Sur l’application de l’article 700 du code de procédure civile
Pour faire reconnaître ses droits, la banque a dû exposer des frais non compris dans les dépens, qu’il serait inéquitable de laisser à sa charge. Il y aura lieu de condamner la SARL à lui payer la somme de 1.000€ au titre de l’application des dispositions de l’article 700 du code de procédure civile ;
En conséquence le tribunal condamnera la SARL à verser à la banque la somme de 1.000€ au titre de l’article 700 du code de procédure civile, déboutant pour le surplus.
Sur les dépens
Les dépens seront mis à la charge de la SARL qui succombe.
Sur l’exécution provisoire
Le tribunal rappellera qu’en vertu de l’article 514 du code de procédure civile elle est de droit.
Par ces motifs
Le tribunal statuant par jugement contradictoire et en premier ressort,
* Condamne la SARL Vision du Centre, à payer à la SA CREDIT INDUSTRIEL ET COMMERCIAL (CIC), la somme de 68.117,96€ majorée des intérêts au taux de 0,70% l’an à compter du 6 juin 2024 et jusqu’à complet règlement,
* Ordonne que :
* la SARL Vision du Centre s’acquitte de sa condamnation par 21 autres mensualités égales de 2.900€ et le solde lors d’une 24ème mensualité incluant les intérêts, avec un premier paiement à intervenir le 16 février 2025 ;
* les paiements s’imputent au premier chef sur le capital et non sur les intérêts ;
* à défaut de paiement d’une seule échéance à bonne date, ou de la non réalisation effective des deux premiers versements de 2.838,21€ et 2.900,00€, le débiteur sera de plein droit déchu de l’échelonnement consenti, sans délai ni mise en demeure préalable, l’intégralité des sommes restant dues devenant alors immédiatement exigible ;
* Ordonne la capitalisation des intérêts,
* Condamne la SARL Vision du Centre aux dépens, dont ceux à recouvrer par le greffe, liquidés à la somme de 67,40 € dont 11,02 € de TVA,
* Condamne la SARL Vision du Centre à payer à la SA CREDIT INDUSTRIEL ET COMMERCIAL (CIC), la somme de 1.000€ au titre de l’application des dispositions de l’article 700 du code de procédure civile,
* Déboute les parties de leurs autres demandes, plus amples ou contraires au présent dispositif,
* Rappelle que l’exécution provisoire du présent jugement est de droit.

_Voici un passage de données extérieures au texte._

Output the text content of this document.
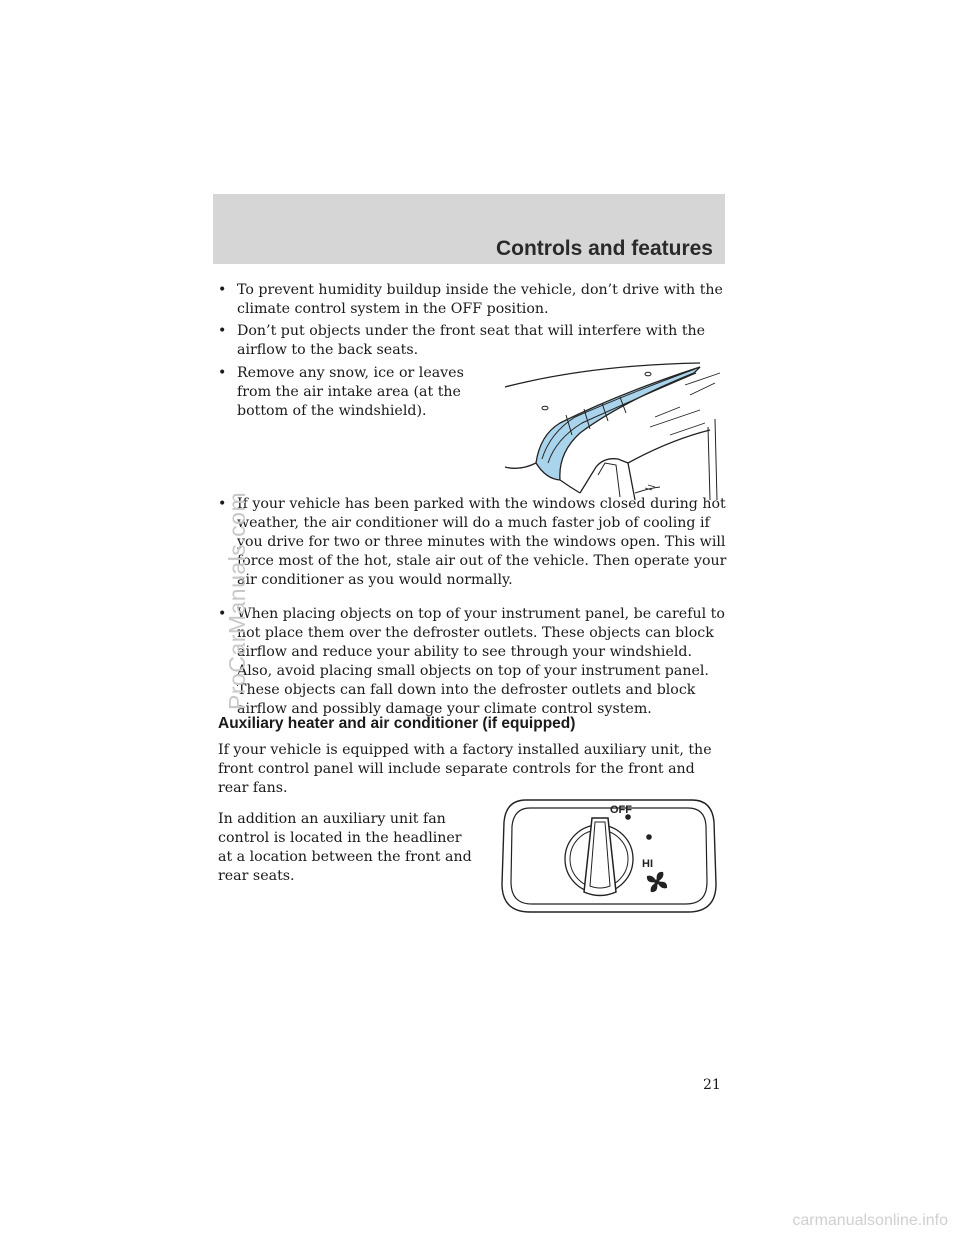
Controls and features
• To prevent humidity buildup inside the vehicle, don’t drive with the climate control system in the OFF position.
• Don’t put objects under the front seat that will interfere with the airflow to the back seats.
• Remove any snow, ice or leaves from the air intake area (at the bottom of the windshield).
• If your vehicle has been parked with the windows closed during hot weather, the air conditioner will do a much faster job of cooling if you drive for two or three minutes with the windows open. This will force most of the hot, stale air out of the vehicle. Then operate your air conditioner as you would normally.
• When placing objects on top of your instrument panel, be careful to not place them over the defroster outlets. These objects can block airflow and reduce your ability to see through your windshield. Also, avoid placing small objects on top of your instrument panel. These objects can fall down into the defroster outlets and block airflow and possibly damage your climate control system.
Auxiliary heater and air conditioner (if equipped)
If your vehicle is equipped with a factory installed auxiliary unit, the front control panel will include separate controls for the front and rear fans.
In addition an auxiliary unit fan control is located in the headliner at a location between the front and rear seats.
OFF
HI
21
ProCarManuals.com
carmanualsonline.info
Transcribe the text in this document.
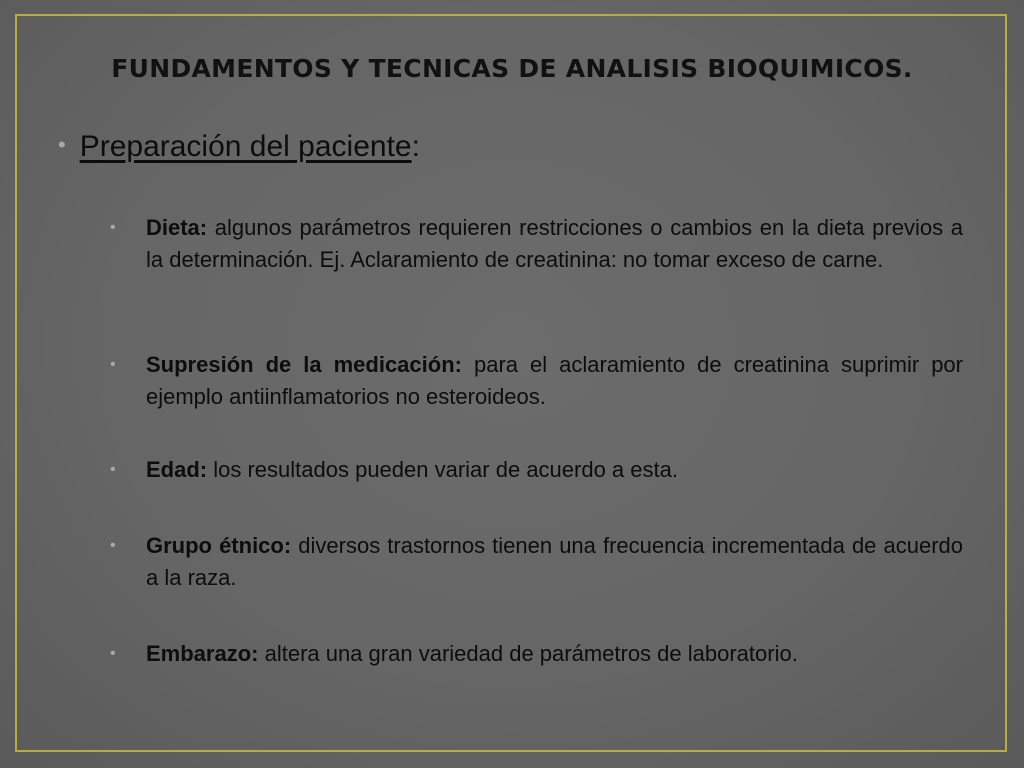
FUNDAMENTOS Y TECNICAS DE ANALISIS BIOQUIMICOS.
• Preparación del paciente :
• Dieta: algunos parámetros requieren restricciones o cambios en la dieta previos a la determinación. Ej. Aclaramiento de creatinina: no tomar exceso de carne.
• Supresión de la medicación: para el aclaramiento de creatinina suprimir por ejemplo antiinflamatorios no esteroideos.
• Edad: los resultados pueden variar de acuerdo a esta.
• Grupo étnico: diversos trastornos tienen una frecuencia incrementada de acuerdo a la raza.
• Embarazo: altera una gran variedad de parámetros de laboratorio.
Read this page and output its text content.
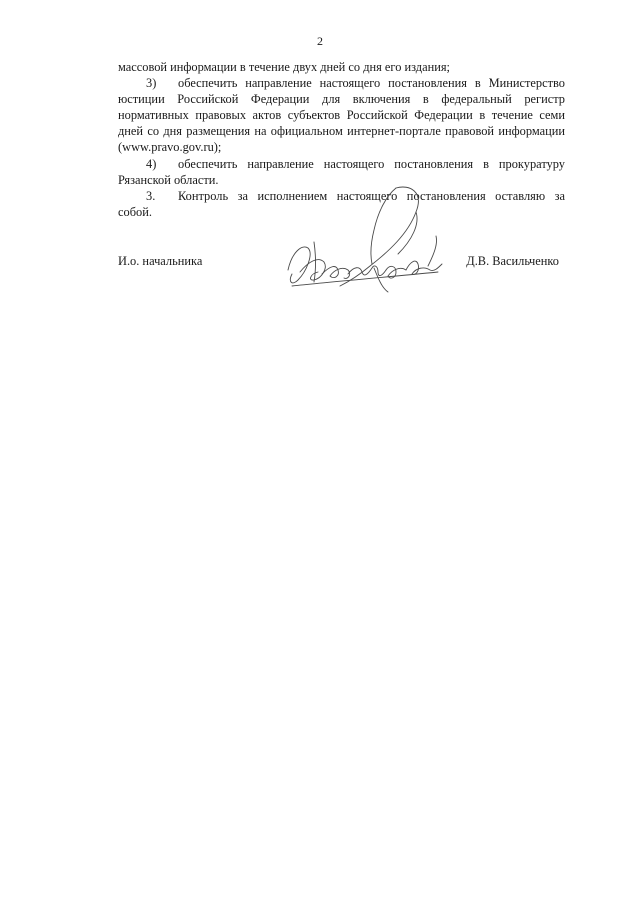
2
массовой информации в течение двух дней со дня его издания;
3) обеспечить направление настоящего постановления в Министерство
юстиции Российской Федерации для включения в федеральный регистр
нормативных правовых актов субъектов Российской Федерации в течение семи
дней со дня размещения на официальном интернет-портале правовой информации
(www.pravo.gov.ru);
4) обеспечить направление настоящего постановления в прокуратуру
Рязанской области.
3. Контроль за исполнением настоящего постановления оставляю за
собой.
И.о. начальника	Д.В. Васильченко
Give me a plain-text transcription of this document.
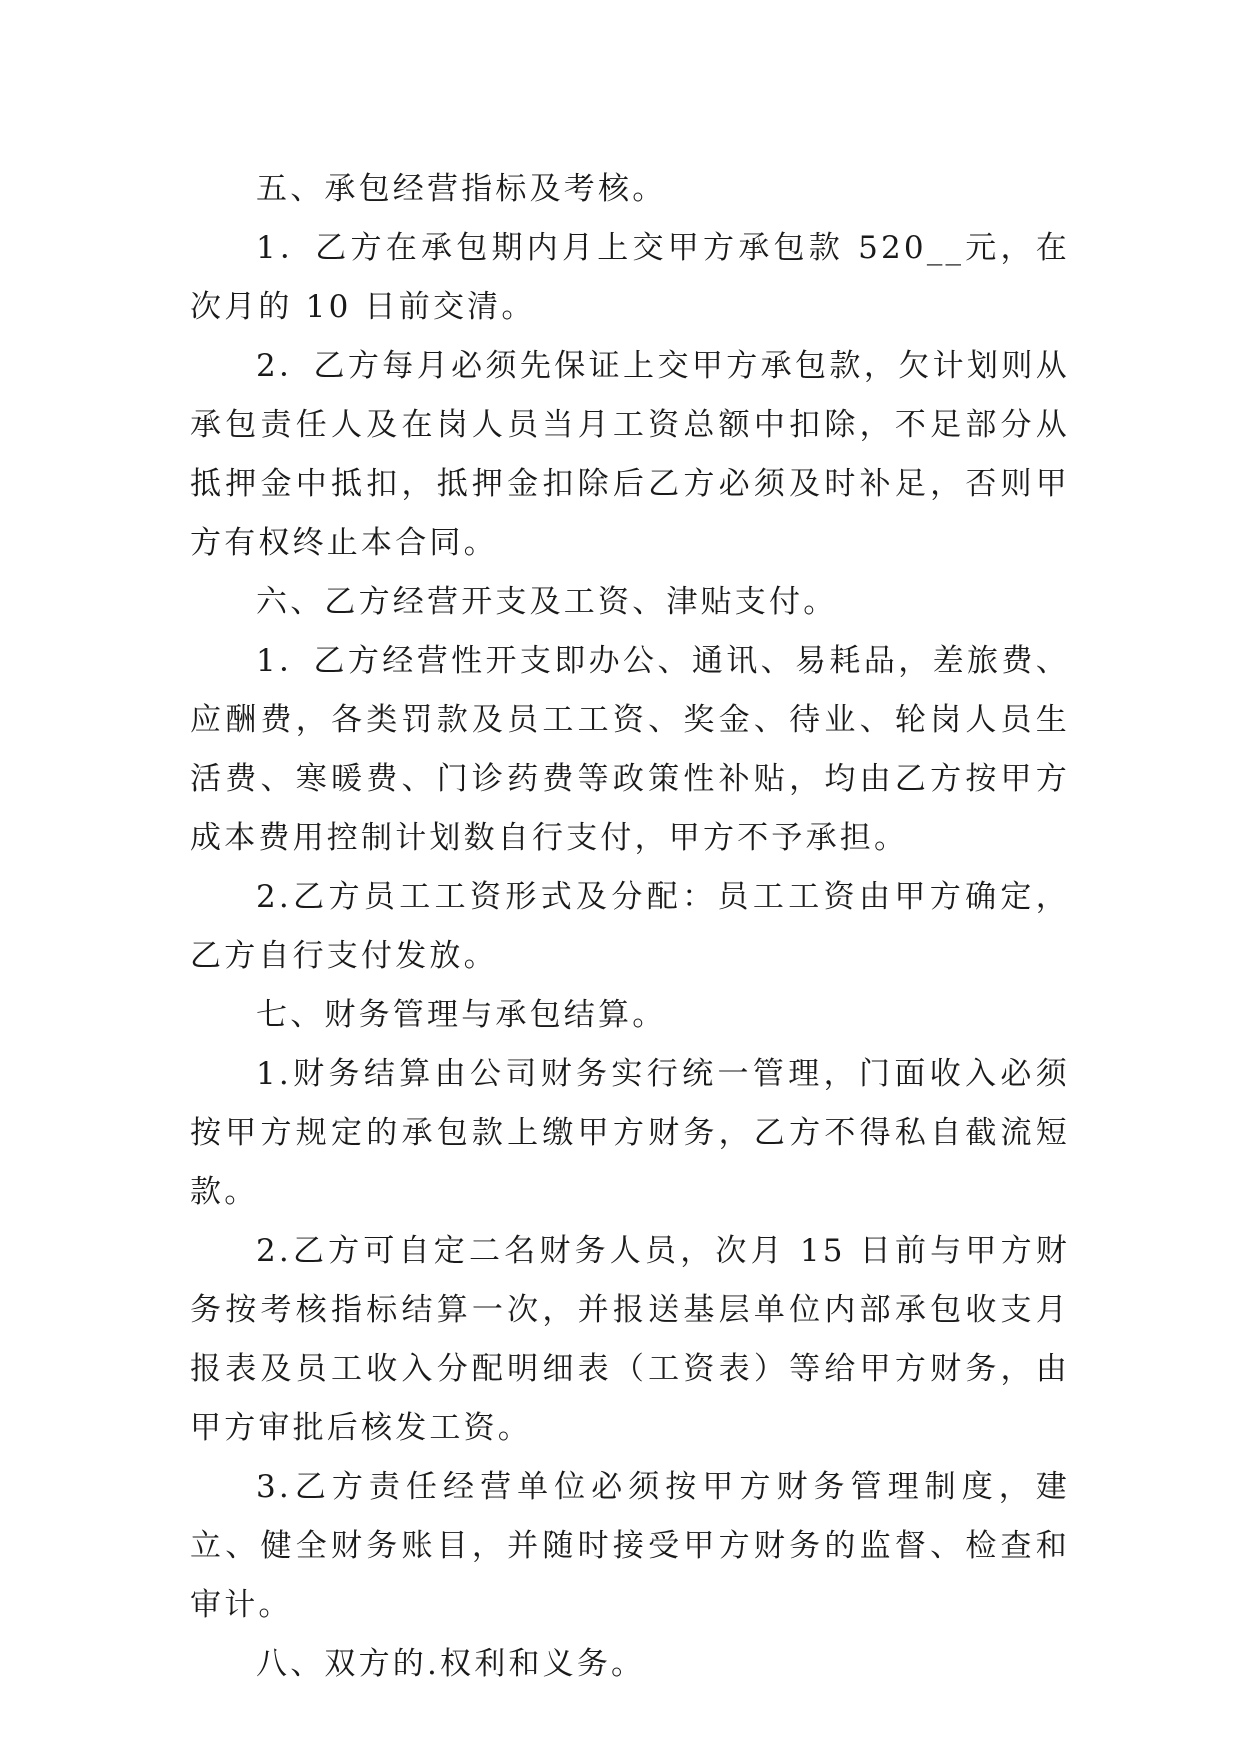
五、承包经营指标及考核。

1．乙方在承包期内月上交甲方承包款 520__元，在次月的 10 日前交清。

2．乙方每月必须先保证上交甲方承包款，欠计划则从承包责任人及在岗人员当月工资总额中扣除，不足部分从抵押金中抵扣，抵押金扣除后乙方必须及时补足，否则甲方有权终止本合同。

六、乙方经营开支及工资、津贴支付。

1．乙方经营性开支即办公、通讯、易耗品，差旅费、应酬费，各类罚款及员工工资、奖金、待业、轮岗人员生活费、寒暖费、门诊药费等政策性补贴，均由乙方按甲方成本费用控制计划数自行支付，甲方不予承担。

2.乙方员工工资形式及分配：员工工资由甲方确定，乙方自行支付发放。

七、财务管理与承包结算。

1.财务结算由公司财务实行统一管理，门面收入必须按甲方规定的承包款上缴甲方财务，乙方不得私自截流短款。

2.乙方可自定二名财务人员，次月 15 日前与甲方财务按考核指标结算一次，并报送基层单位内部承包收支月报表及员工收入分配明细表（工资表）等给甲方财务，由甲方审批后核发工资。

3.乙方责任经营单位必须按甲方财务管理制度，建立、健全财务账目，并随时接受甲方财务的监督、检查和审计。

八、双方的.权利和义务。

En application des dispositions de l’article 871 du code de procédure civile, l’affaire a été débattue le 17 décembre 2024, en audience publique, devant M. Serge Guérémy, juge chargé d’instruire l’affaire, les représentants des parties ne s’y étant pas opposés.
Ce juge a rendu compte des plaidoiries dans le délibéré du tribunal, composé de : M. Eric Bizalion, M. Serge Guérémy et Mme Marie-Sophie Lemercier.
Délibéré le 07 janvier 2025 par les mêmes juges.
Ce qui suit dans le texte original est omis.